Selected comments from the readers of The Reg:

■ Your metal plate is clearly unfit for purpose and inadequate; for the very simple reason that someone can’t charge you $20+ per month for it. You’re just not thinking in a 21st-century mindset.

■ The DVLA approved font is designed with OCR in mind. Given that the registration number isn’t supposed to change, I don’t understand what an electronic plate could do that would be useful. If you want tracking on your vehicle, get a different device for that. The cheapest option is probably to put an AirTag in it somewhere.

■ Yet another IoT hole for no reason? Here we go: what’s the betting someone figures out a way into these (after all, they’re hardly likely to get updates that often) and we find half of the plates in CA start displaying nothing at all….or suitably rude/advertorial messages. Again, this is putting tech in places just for the sake of it. I can’t imagine the license plate needs to change so often that having the ability to vary the display will be a major advantage – certainly not when you look at the cost of having one. Also, e-paper will have issues in the temp range / lighting conditions that a metal plate copes rather well with: this is a problem that didn’t need solving, surely.

■ A license plate you rent? No thanks.

■ For just $20 a month, we’ll ensure your plate remains visible. Isn’t that how a protection racket works?

■ This sounds like a bad idea. How do you keep a person from changing the number on their e-ink plate? The device is in complete control of the end user, even if they use some kind of key to verify operations, this is ripe for exploitation. E-ink doesn’t need constant voltage and as far as I know doesn’t provide feedback of what is displayed. Just disconnect the screen, ‘flash’ the display to a fake reg number. Even if there is cryptographic information on the plate, you might be able to selectively flash the screen.

■ Handy if you want to display a false number, I guess.

■ It’s the modern implementation of the James Bond rotating-numberplate thing that every single driver everywhere has, at some point, fantasized about having.

■ I’d make it look like it did a factory reset. Always good to have some plausible deniability. It would be interesting to hack this and make it show another number when near a speed camera – at present speed cameras and ANPRs are not really analysing for registration discrepancies.

■ I’m looking forward to e-ink numberplates which can change what they display when around speed cameras. BMT216A to 4711-EA-62 to LU6789 in a fraction of a second.

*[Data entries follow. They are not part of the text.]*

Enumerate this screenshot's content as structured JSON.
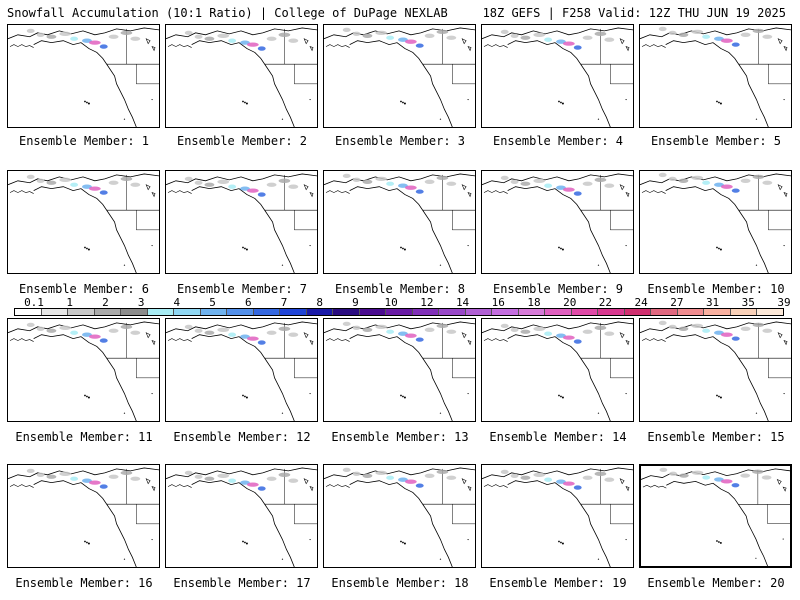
{
  "header": {
    "title": "Snowfall Accumulation (10:1 Ratio) | College of DuPage NEXLAB",
    "run_info": "18Z GEFS | F258 Valid: 12Z THU JUN 19 2025"
  },
  "panels": [
    {
      "label": "Ensemble Member: 1"
    },
    {
      "label": "Ensemble Member: 2"
    },
    {
      "label": "Ensemble Member: 3"
    },
    {
      "label": "Ensemble Member: 4"
    },
    {
      "label": "Ensemble Member: 5"
    },
    {
      "label": "Ensemble Member: 6"
    },
    {
      "label": "Ensemble Member: 7"
    },
    {
      "label": "Ensemble Member: 8"
    },
    {
      "label": "Ensemble Member: 9"
    },
    {
      "label": "Ensemble Member: 10"
    },
    {
      "label": "Ensemble Member: 11"
    },
    {
      "label": "Ensemble Member: 12"
    },
    {
      "label": "Ensemble Member: 13"
    },
    {
      "label": "Ensemble Member: 14"
    },
    {
      "label": "Ensemble Member: 15"
    },
    {
      "label": "Ensemble Member: 16"
    },
    {
      "label": "Ensemble Member: 17"
    },
    {
      "label": "Ensemble Member: 18"
    },
    {
      "label": "Ensemble Member: 19"
    },
    {
      "label": "Ensemble Member: 20"
    }
  ],
  "colorbar": {
    "tick_labels": [
      "0.1",
      "1",
      "2",
      "3",
      "4",
      "5",
      "6",
      "7",
      "8",
      "9",
      "10",
      "12",
      "14",
      "16",
      "18",
      "20",
      "22",
      "24",
      "27",
      "31",
      "35",
      "39"
    ],
    "colors": [
      "#ffffff",
      "#e6e6e6",
      "#c8c8c8",
      "#aaaaaa",
      "#8c8c8c",
      "#a8ecf4",
      "#8fd6f2",
      "#6fb2ee",
      "#5390ea",
      "#3568e0",
      "#1f44d6",
      "#1a1aa8",
      "#2a0c80",
      "#4a0c90",
      "#6a1ca6",
      "#8030b8",
      "#9848c8",
      "#b060d4",
      "#c46ee0",
      "#d67ad8",
      "#e060c0",
      "#e04aa8",
      "#d83890",
      "#d03070",
      "#e06880",
      "#f08c90",
      "#f8b0a0",
      "#f8d0b8",
      "#fce8d8"
    ]
  },
  "highlighted_panel": 20
}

■ The DMV isn’t trying to correct a problem, they just want more money. They won’t care about fake plates unless a high profile case make the news. Then they will probably dole out a grant to the company to cover the fix. Yes, this is probably going to be easier to hack then it is to stamp a convincing metal plate. Also going to be a magnet for theft and vandalism I suspect. DMV only cares about taking as much of your money as possible and giving it to other people. So for them it makes perfect sense.

There are two different ways to look at it:

  1. California’s DMV, while being as “communist” as the European Union in imposing shit on people, is as corrupt as the European Union in guaranteeing profits to the companies that manage to legislate their wishes, so to speak.
  2. The digitalization aka “digital transformation” of everything only creates more vulnerabilities! It’s like continuously creating ticking time bombs, or disasters waiting to happen! As if cars weren’t already vulnerable to hacking, now their license plates too!